Octogenarians and above, feel free to disregard the following information, as it cannot possibly affect you: the Ohio State Buckeyes and Tennessee Volunteers have just finalized plans to play a home-and-home series.

In light of their recent ineptitude against SEC opponents, this would appear to be a foolish decision on Ohio State's part; the Buckeyes haven't beaten an SEC team since 1988. That win against LSU was their only victory against the SEC since well before WWII. Meanwhile, Ohio State is still winless against the same conference in bowl games, all nine losses coming within the last 30 years. So yes, SEC speeeeeeed! and all that.

But fear not, Bucknuts: All of that is ancient history, completely worthless. Why? Because the games won't even be played for another decade. Yes, the athletic departments at both Ohio State and Tennessee have taken the unusually presumptive stance that Earth as we know it will still exist 10 years from now, Manbearpig be damned, and scheduled the series for 2018 and 2019.

This gives the Buckeyes 10 years to figure out how to slow down an SEC opponent (Answer: tasers.

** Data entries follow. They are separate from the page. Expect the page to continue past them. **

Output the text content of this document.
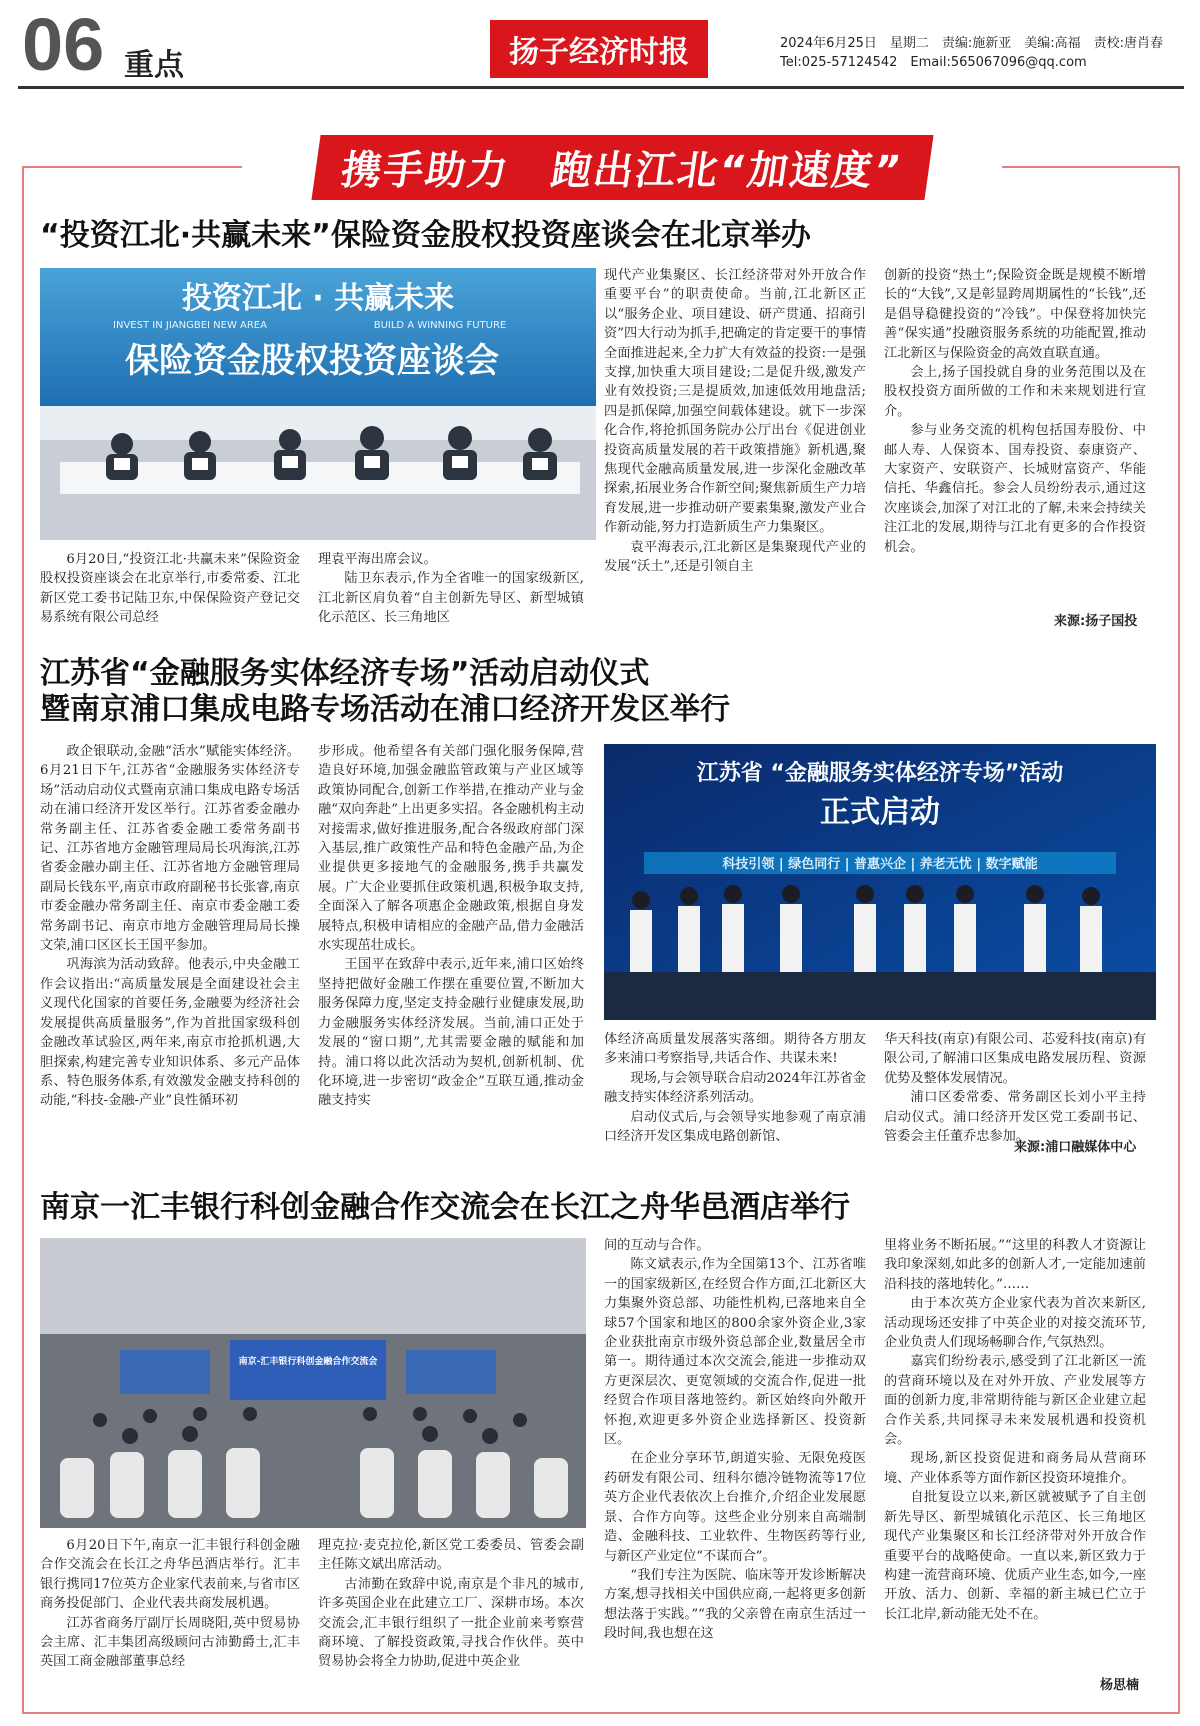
06 重点	扬子经济时报	2024年6月25日　星期二　责编:施新亚　美编:高福　责校:唐肖春
Tel:025-57124542　Email:565067096@qq.com
携手助力　跑出江北“加速度”
“投资江北·共赢未来”保险资金股权投资座谈会在北京举办
投资江北 · 共赢未来
INVEST IN JIANGBEI NEW AREA	BUILD A WINNING FUTURE
保险资金股权投资座谈会

6月20日,“投资江北·共赢未来”保险资金股权投资座谈会在北京举行,市委常委、江北新区党工委书记陆卫东,中保保险资产登记交易系统有限公司总经

理袁平海出席会议。

陆卫东表示,作为全省唯一的国家级新区,江北新区肩负着“自主创新先导区、新型城镇化示范区、长三角地区

现代产业集聚区、长江经济带对外开放合作重要平台”的职责使命。当前,江北新区正以“服务企业、项目建设、研产贯通、招商引资”四大行动为抓手,把确定的肯定要干的事情全面推进起来,全力扩大有效益的投资:一是强支撑,加快重大项目建设;二是促升级,激发产业有效投资;三是提质效,加速低效用地盘活;四是抓保障,加强空间载体建设。就下一步深化合作,将抢抓国务院办公厅出台《促进创业投资高质量发展的若干政策措施》新机遇,聚焦现代金融高质量发展,进一步深化金融改革探索,拓展业务合作新空间;聚焦新质生产力培育发展,进一步推动研产要素集聚,激发产业合作新动能,努力打造新质生产力集聚区。

袁平海表示,江北新区是集聚现代产业的发展“沃土”,还是引领自主

创新的投资“热土”;保险资金既是规模不断增长的“大钱”,又是彰显跨周期属性的“长钱”,还是倡导稳健投资的“冷钱”。中保登将加快完善“保实通”投融资服务系统的功能配置,推动江北新区与保险资金的高效直联直通。

会上,扬子国投就自身的业务范围以及在股权投资方面所做的工作和未来规划进行宣介。

参与业务交流的机构包括国寿股份、中邮人寿、人保资本、国寿投资、泰康资产、大家资产、安联资产、长城财富资产、华能信托、华鑫信托。参会人员纷纷表示,通过这次座谈会,加深了对江北的了解,未来会持续关注江北的发展,期待与江北有更多的合作投资机会。

来源:扬子国投
江苏省“金融服务实体经济专场”活动启动仪式
暨南京浦口集成电路专场活动在浦口经济开发区举行

政企银联动,金融“活水”赋能实体经济。6月21日下午,江苏省“金融服务实体经济专场”活动启动仪式暨南京浦口集成电路专场活动在浦口经济开发区举行。江苏省委金融办常务副主任、江苏省委金融工委常务副书记、江苏省地方金融管理局局长巩海滨,江苏省委金融办副主任、江苏省地方金融管理局副局长钱东平,南京市政府副秘书长张睿,南京市委金融办常务副主任、南京市委金融工委常务副书记、南京市地方金融管理局局长操文荣,浦口区区长王国平参加。

巩海滨为活动致辞。他表示,中央金融工作会议指出:“高质量发展是全面建设社会主义现代化国家的首要任务,金融要为经济社会发展提供高质量服务”,作为首批国家级科创金融改革试验区,两年来,南京市抢抓机遇,大胆探索,构建完善专业知识体系、多元产品体系、特色服务体系,有效激发金融支持科创的动能,“科技-金融-产业”良性循环初

步形成。他希望各有关部门强化服务保障,营造良好环境,加强金融监管政策与产业区域等政策协同配合,创新工作举措,在推动产业与金融“双向奔赴”上出更多实招。各金融机构主动对接需求,做好推进服务,配合各级政府部门深入基层,推广政策性产品和特色金融产品,为企业提供更多接地气的金融服务,携手共赢发展。广大企业要抓住政策机遇,积极争取支持,全面深入了解各项惠企金融政策,根据自身发展特点,积极申请相应的金融产品,借力金融活水实现茁壮成长。

王国平在致辞中表示,近年来,浦口区始终坚持把做好金融工作摆在重要位置,不断加大服务保障力度,坚定支持金融行业健康发展,助力金融服务实体经济发展。当前,浦口正处于发展的“窗口期”,尤其需要金融的赋能和加持。浦口将以此次活动为契机,创新机制、优化环境,进一步密切“政金企”互联互通,推动金融支持实

江苏省 “金融服务实体经济专场”活动
正式启动
科技引领 | 绿色同行 | 普惠兴企 | 养老无忧 | 数字赋能

体经济高质量发展落实落细。期待各方朋友多来浦口考察指导,共话合作、共谋未来!

现场,与会领导联合启动2024年江苏省金融支持实体经济系列活动。

启动仪式后,与会领导实地参观了南京浦口经济开发区集成电路创新馆、

华天科技(南京)有限公司、芯爱科技(南京)有限公司,了解浦口区集成电路发展历程、资源优势及整体发展情况。

浦口区委常委、常务副区长刘小平主持启动仪式。浦口经济开发区党工委副书记、管委会主任董乔忠参加。

来源:浦口融媒体中心
南京一汇丰银行科创金融合作交流会在长江之舟华邑酒店举行
南京-汇丰银行科创金融合作交流会

6月20日下午,南京一汇丰银行科创金融合作交流会在长江之舟华邑酒店举行。汇丰银行携同17位英方企业家代表前来,与省市区商务投促部门、企业代表共商发展机遇。

江苏省商务厅副厅长周晓阳,英中贸易协会主席、汇丰集团高级顾问古沛勤爵士,汇丰英国工商金融部董事总经

理克拉·麦克拉伦,新区党工委委员、管委会副主任陈文斌出席活动。

古沛勤在致辞中说,南京是个非凡的城市,许多英国企业在此建立工厂、深耕市场。本次交流会,汇丰银行组织了一批企业前来考察营商环境、了解投资政策,寻找合作伙伴。英中贸易协会将全力协助,促进中英企业

间的互动与合作。

陈文斌表示,作为全国第13个、江苏省唯一的国家级新区,在经贸合作方面,江北新区大力集聚外资总部、功能性机构,已落地来自全球57个国家和地区的800余家外资企业,3家企业获批南京市级外资总部企业,数量居全市第一。期待通过本次交流会,能进一步推动双方更深层次、更宽领域的交流合作,促进一批经贸合作项目落地签约。新区始终向外敞开怀抱,欢迎更多外资企业选择新区、投资新区。

在企业分享环节,朗道实验、无限免疫医药研发有限公司、纽科尔德冷链物流等17位英方企业代表依次上台推介,介绍企业发展愿景、合作方向等。这些企业分别来自高端制造、金融科技、工业软件、生物医药等行业,与新区产业定位“不谋而合”。

“我们专注为医院、临床等开发诊断解决方案,想寻找相关中国供应商,一起将更多创新想法落于实践。”“我的父亲曾在南京生活过一段时间,我也想在这

里将业务不断拓展。”“这里的科教人才资源让我印象深刻,如此多的创新人才,一定能加速前沿科技的落地转化。”……

由于本次英方企业家代表为首次来新区,活动现场还安排了中英企业的对接交流环节,企业负责人们现场畅聊合作,气氛热烈。

嘉宾们纷纷表示,感受到了江北新区一流的营商环境以及在对外开放、产业发展等方面的创新力度,非常期待能与新区企业建立起合作关系,共同探寻未来发展机遇和投资机会。

现场,新区投资促进和商务局从营商环境、产业体系等方面作新区投资环境推介。

自批复设立以来,新区就被赋予了自主创新先导区、新型城镇化示范区、长三角地区现代产业集聚区和长江经济带对外开放合作重要平台的战略使命。一直以来,新区致力于构建一流营商环境、优质产业生态,如今,一座开放、活力、创新、幸福的新主城已伫立于长江北岸,新动能无处不在。

杨思楠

Dozens of them. Five on Percy Harvin alone) and once again be competitive in a game that is creeping past them like a glacier--slow, but totally unstoppable. Meanwhile, quarterbacks will be able to see probabilities in their Lexan visor, and 25-yard end zones, and... oh wait, I'm getting ahead of myself.

Still, 10 years is a long time for a football program to evolve (or, as with Nebraska, decompose), and entropy suggests that this matchup may bear little resemblence to its current state. And that's all assuming Skynet lets us keep playing football at all. Vicious haters, they.